The OMX library I wrote contains a circular buffer which receives this data, which is constantly filled and drained in the classic producer/consumer sequence. piespeakup being the producer of PCM audio, and the OMX library passing the TTS audio to VCHIQ as the consumer.
Result, no involvement from the broken ALSA driver.
One of the hairiest problems I had to solve was one of latency. The time taken for the espeak program to render text into PCM data and return it to the calling program, and how this impacts on, in particular, the quality of small chunks of speech, at the beginning and end of each utterance. For a longertime I had it working but the speech was very severely clipped at the end of each utterance.
It is not commonly understood that espeak renders text passed to it in often very small portions rather than as, for example, a whole sentence in one go.
Hacker Public Radio Podcast
I did a podcast for Hacker Public Radio to demonstrate the fixed TTS audio. Click here to go to the HPR page and this podcast.
Installing Both Components
First you need to install espeak. If you are using Raspbian, that distro splits the espeak program from the library and you need to install it like this:
$ sudo apt-get install libespeak-dev
If you are using Arch:
$ sudo pacman -S espeak
Follow these instructions to install the two components which will give stutter-free console speech with SpeakUp.
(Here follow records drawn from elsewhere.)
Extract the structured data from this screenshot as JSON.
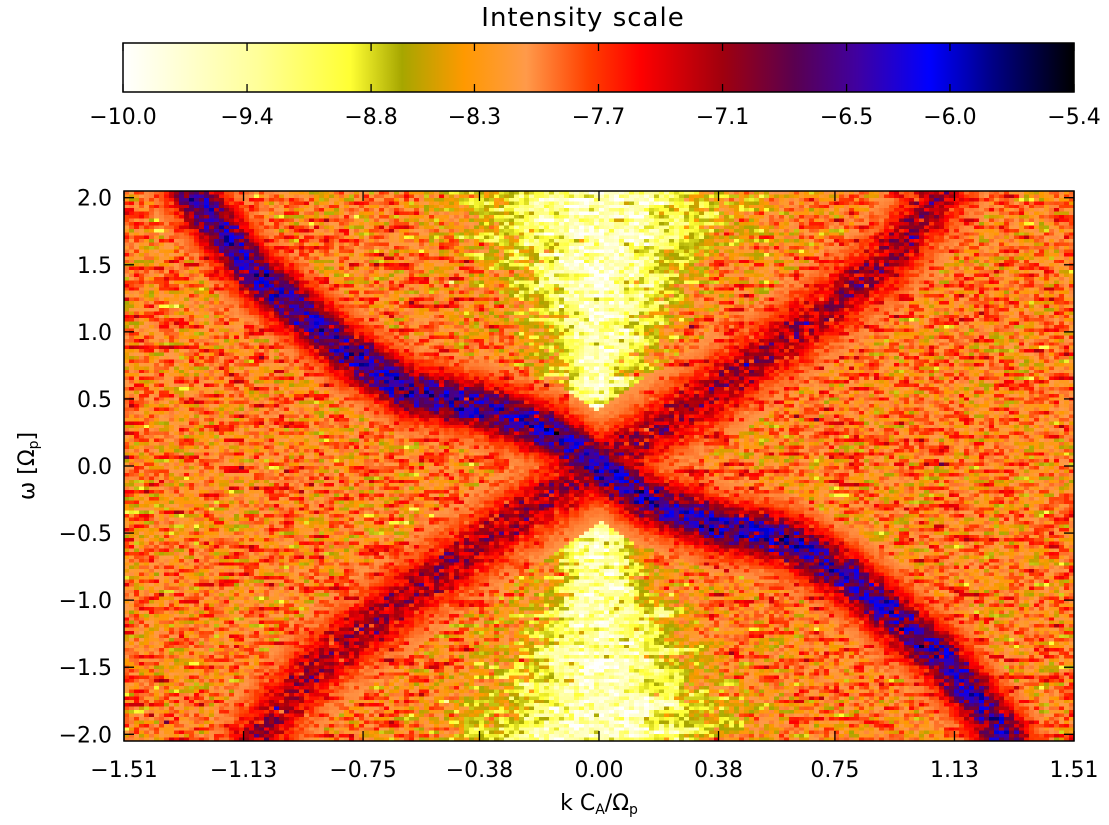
{
  "colorbar": {
    "title": "Intensity scale",
    "min": -10.0,
    "max": -5.4,
    "tick_labels": [
      "−10.0",
      "−9.4",
      "−8.8",
      "−8.3",
      "−7.7",
      "−7.1",
      "−6.5",
      "−6.0",
      "−5.4"
    ],
    "tick_values": [
      -10.0,
      -9.4,
      -8.8,
      -8.3,
      -7.7,
      -7.1,
      -6.5,
      -6.0,
      -5.4
    ],
    "colormap": [
      {
        "value": -10.0,
        "color": "#ffffff"
      },
      {
        "value": -9.35,
        "color": "#ffff99"
      },
      {
        "value": -8.9,
        "color": "#ffff33"
      },
      {
        "value": -8.65,
        "color": "#a6a600"
      },
      {
        "value": -8.35,
        "color": "#ff9900"
      },
      {
        "value": -8.05,
        "color": "#ff9a4a"
      },
      {
        "value": -7.75,
        "color": "#ff4000"
      },
      {
        "value": -7.5,
        "color": "#ff0000"
      },
      {
        "value": -7.1,
        "color": "#a0000e"
      },
      {
        "value": -6.75,
        "color": "#5a0050"
      },
      {
        "value": -6.45,
        "color": "#4000a0"
      },
      {
        "value": -6.1,
        "color": "#0000ff"
      },
      {
        "value": -5.8,
        "color": "#000088"
      },
      {
        "value": -5.4,
        "color": "#000000"
      }
    ]
  },
  "chart_data": {
    "type": "heatmap",
    "title": "",
    "xlabel_main": "k C",
    "xlabel_sub": "A",
    "xlabel_mid": "/Ω",
    "xlabel_sub2": "p",
    "ylabel_main": "ω [Ω",
    "ylabel_sub": "p",
    "ylabel_end": "]",
    "xlim": [
      -1.51,
      1.51
    ],
    "ylim": [
      -2.05,
      2.05
    ],
    "x_tick_values": [
      -1.51,
      -1.13,
      -0.75,
      -0.38,
      0.0,
      0.38,
      0.75,
      1.13,
      1.51
    ],
    "x_tick_labels": [
      "−1.51",
      "−1.13",
      "−0.75",
      "−0.38",
      "0.00",
      "0.38",
      "0.75",
      "1.13",
      "1.51"
    ],
    "y_tick_values": [
      2.0,
      1.5,
      1.0,
      0.5,
      0.0,
      -0.5,
      -1.0,
      -1.5,
      -2.0
    ],
    "y_tick_labels": [
      "2.0",
      "1.5",
      "1.0",
      "0.5",
      "0.0",
      "−0.5",
      "−1.0",
      "−1.5",
      "−2.0"
    ],
    "background_level": -8.05,
    "noise_amplitude": 0.45,
    "grid": {
      "nx": 190,
      "ny": 160
    },
    "features": [
      {
        "name": "central-valley",
        "kind": "valley",
        "x_center": 0.0,
        "half_width_at_w0": 0.05,
        "half_width_at_w2": 0.42,
        "depth": 1.5
      },
      {
        "name": "ridge-upper-left",
        "kind": "ridge",
        "points": [
          [
            0.0,
            0.0
          ],
          [
            -0.15,
            0.25
          ],
          [
            -0.38,
            0.45
          ],
          [
            -0.6,
            0.55
          ],
          [
            -0.8,
            0.85
          ],
          [
            -1.1,
            1.45
          ],
          [
            -1.3,
            2.05
          ]
        ],
        "peak": -6.2,
        "width": 0.045
      },
      {
        "name": "ridge-lower-right",
        "kind": "ridge",
        "points": [
          [
            0.0,
            0.0
          ],
          [
            0.15,
            -0.25
          ],
          [
            0.38,
            -0.45
          ],
          [
            0.6,
            -0.55
          ],
          [
            0.8,
            -0.85
          ],
          [
            1.1,
            -1.45
          ],
          [
            1.3,
            -2.05
          ]
        ],
        "peak": -6.2,
        "width": 0.045
      },
      {
        "name": "ridge-upper-right",
        "kind": "ridge",
        "points": [
          [
            0.0,
            0.0
          ],
          [
            0.1,
            0.15
          ],
          [
            0.3,
            0.45
          ],
          [
            0.6,
            0.95
          ],
          [
            0.9,
            1.5
          ],
          [
            1.1,
            2.05
          ]
        ],
        "peak": -7.0,
        "width": 0.05
      },
      {
        "name": "ridge-lower-left",
        "kind": "ridge",
        "points": [
          [
            0.0,
            0.0
          ],
          [
            -0.1,
            -0.15
          ],
          [
            -0.3,
            -0.45
          ],
          [
            -0.6,
            -0.95
          ],
          [
            -0.9,
            -1.5
          ],
          [
            -1.1,
            -2.05
          ]
        ],
        "peak": -7.0,
        "width": 0.05
      }
    ]
  }
}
In the instructions below I have given the version numbers of both components as 1.0.0, of course it may change, check the Web site before you start.
The OMX Library
This has been tested on both Raspbian and Arch Linux.
Follow these instructions, in each line the dollar sign represents the prompt. And note that Downloads starts with a capital ‘D’:
$ wget http://www.raspberryvi.org/Downloads/ilctts-1.0.0.tar.gz
$ tar zxf ilctts-1.0.0.tar.gz
$ cd ilctts-1.0.0
$ ./configure
$ make
$ sudo make install
$ sudo ldconfig
Now, to load the SpeakUp kernel modules either reboot before installing the next component or:
$ sudo modprobe speakup_soft
Installing piespeakup
Follow these steps. Again the dollar sign is the prompt:
$ wget http://www.raspberryvi.org/Downloads/piespeakup-1.0.0.tar.gz
$ tar zxf piespeakup-1.0.0.tar.gz
$ cd piespeakup-1.0.0
$ ./configure
$ make
$ sudo make install
Note that in both instances of wget above the word Downloads has a capital ‘D’.
At this point before we enable and start the
piespeakup service we have to make sure the
speakup kernel modules are loaded or the service
won't start.
If you either rebooted after installing the OMX
library or manually instaled the kernel modules they
will be there.
Check like this:
$ lsmod | grep speakup
You should see two modules, speakup_soft
and it's dependancy speakup.
Now enable piespeakup:
$ sudo systemctl enable piespeakup
And start it:
$ sudo systemctl start piespeakup
Configuration
There is a file at:
/etc/systemd/system/piespeakup.conf
In this file is where we can change from the analogue audio jack (3.5mm socket) to HDMI.
The file contains the line:
ExecStart=/usr/local/piespeakup --device=local
Change it to:
ExecStart=/usr/local/piespeakup --device=hdmi
To switch to HDMI, after which you will need to restart the piespeakup service.
DO NOT remove the line above this which reads:
ExecStart=
Because the original ExecStart directive needs to be blanked before it is reset. I will add more configuration options at a later date.
When both the OMX library and piespeakup are installed, and when the speakup kernel modules are loaded correctly, the Pi should come up speaking when it is rebooted.
It is interesting to note that this console audio does NOT use the ALSA driver so it does not suffer from the classic problem for accessibility on the Linux desktop, which is that when the user logs into the desktop and speech-dispatcher is configured to use pulseaudio console audio is silenced because of some configuration of pulseaudio, a solution for which I have never seen.
Note also that there is currently a bug in the speech-dispatcher espeak module; sd_espeak which causes it to crash regularly, which makes it impossible to reliably use speech-dispatcher configured for ALSA.
This does not matter to use currently since the sd_espeak module will also stutter very badly. I need to write an OMX version os the sd_espeak module or an OMX audio driver for speech-dispatcher.